Garotada treina no tatame do Bairro Ipiranga (Fotos Leonardo Costa/30-09-15)
Cenários que antes eram tomados por disputas de grupos rivais e outras ações criminosas estão se tornando, aos poucos, espaços para o esporte e para novas perspectivas de futuro. Crianças e adolescentes residentes em bairros pertencentes à região de abrangência do 27º Batalhão de Polícia Militar de Minas Gerais (27ºBPM) têm experimentado o esporte como alternativa para uma vida mais digna e responsável.
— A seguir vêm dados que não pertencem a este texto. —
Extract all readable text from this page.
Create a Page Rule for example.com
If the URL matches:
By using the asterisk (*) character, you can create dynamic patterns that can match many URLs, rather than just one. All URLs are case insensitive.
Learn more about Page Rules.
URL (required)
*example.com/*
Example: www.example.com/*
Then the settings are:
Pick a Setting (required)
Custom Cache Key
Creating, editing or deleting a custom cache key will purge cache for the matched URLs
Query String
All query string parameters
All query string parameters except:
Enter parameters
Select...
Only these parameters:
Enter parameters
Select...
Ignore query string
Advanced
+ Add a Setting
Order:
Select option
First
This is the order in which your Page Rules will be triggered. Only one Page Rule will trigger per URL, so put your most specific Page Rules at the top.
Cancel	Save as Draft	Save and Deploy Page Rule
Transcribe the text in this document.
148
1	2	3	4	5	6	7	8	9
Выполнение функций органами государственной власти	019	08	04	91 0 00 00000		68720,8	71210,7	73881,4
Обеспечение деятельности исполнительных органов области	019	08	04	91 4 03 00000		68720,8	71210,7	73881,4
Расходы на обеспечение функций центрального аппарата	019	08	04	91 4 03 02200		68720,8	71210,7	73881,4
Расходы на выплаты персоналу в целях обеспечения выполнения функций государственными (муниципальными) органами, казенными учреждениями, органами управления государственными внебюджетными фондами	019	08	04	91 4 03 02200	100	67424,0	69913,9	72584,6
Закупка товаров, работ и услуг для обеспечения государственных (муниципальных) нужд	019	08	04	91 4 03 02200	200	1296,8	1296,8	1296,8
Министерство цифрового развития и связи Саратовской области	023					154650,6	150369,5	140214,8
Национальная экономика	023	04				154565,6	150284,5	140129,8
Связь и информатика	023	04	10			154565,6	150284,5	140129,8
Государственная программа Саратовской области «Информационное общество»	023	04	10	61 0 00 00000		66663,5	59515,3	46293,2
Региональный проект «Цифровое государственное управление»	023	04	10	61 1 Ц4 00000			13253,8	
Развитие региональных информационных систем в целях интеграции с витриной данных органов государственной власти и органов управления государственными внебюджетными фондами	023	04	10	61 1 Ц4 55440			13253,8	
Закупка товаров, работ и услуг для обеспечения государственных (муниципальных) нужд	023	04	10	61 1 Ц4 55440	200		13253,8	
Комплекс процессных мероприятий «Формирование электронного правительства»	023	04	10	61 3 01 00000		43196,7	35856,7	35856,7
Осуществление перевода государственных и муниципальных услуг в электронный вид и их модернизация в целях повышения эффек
Há seis anos, cerca de 30 jovens do Bairro Ipiranga, Zona Sul, fazem parte do projeto “Jovens para o futuro” e participam, três vezes por semana, de aulas de jiu-jítsu ministradas pelo soldado da PM Wigman Albuquerque de Carvalho. Eles têm marcado presença em campeonatos da modalidade e estão trazendo dezenas de medalhas para a casa.
Segundo o coordenador do projeto, o tenente Gilmar da Silva, ainda neste mês o projeto passará a ser realizado em outros dois bairros: São Mateus e Jardim Casablanca. Com isso, outros 60 jovens serão beneficiados. “Pensamos como foco desta iniciativa a prevenção a longo prazo, de moldar o jovem para o futuro, mostrando a ele outros caminhos possíveis para se ter sucesso, excluindo o crime, a violência e as drogas”, destaca.
Silva conta que, desde 2014, o projeto tem passado por ampliações e disponibilizado, além do jiu-jítsu, turmas de iniciação a informática e reforço escolar. Em breve vai abrigar outras modalidades esportivas. Estão previstas turmas de vôlei, em parceria com a ex-atleta olímpica Márcia Fu. “Queremos oferecer bem mais do que a prática esportiva, mas um espaço onde eles possam resgatar o respeito às autoridades e a tolerância como um todo”, destaca o policial, acrescentando que o projeto é aberto para meninos e meninas, com idades entre 4 e 16 anos.
‘É uma emoção diferente’
Além de oferecer novos caminhos às crianças e aos adolescentes, o projeto “Jovens para o futuro” é capaz de despertar novos sentimentos. Antes de participar das aulas, há quatro anos, Vitor Wagner da Silva Venâncio, 15 anos, tinha certeza que o auge de sua carreira como esportista seria levantar a taça da Copa do Mundo de futebol. Mas, ao vencer seu primeiro campeonato de jiu-jítsu, em 2014, ele viu que há outras possibilidades. “É uma emoção diferente, nunca imaginei que pudesse ser assim”, comenta. Vitor conta que o projeto o fez mudar de comportamento, tanto na família como na escola. “Eu era muito brigão e parei com isso. Agora procuro estudar e pretendo cursar educação física.”
A mãe adotiva de Vitor, a costureira Neide Aparecida Fernandes, 50, só tem a agradecer ao trabalho realizado pelo projeto. “É muito importante para a formação destes meninos, pois despertam neles o senso de responsabilidade, além da disciplina e dos valores. Espero que eles se tornem cidadãos de bem e que vejam as coisas boas que o esporte pode proporcionar”, ressalta.
A alegria de Neide não se resume apenas à trajetória de Vitor. Ela é mãe biológica de Gustavo Fernandes da Silva, 15, que também participa do “Jovens para o futuro”. Os dois já foram medalhistas em outros campeonatos, inclusive, em dois recentes: um em Juiz de Fora e outro em São Gonçalo (RJ). Em cada um deles, 13 atletas do projeto participaram. Destes, 12 conquistaram medalhas.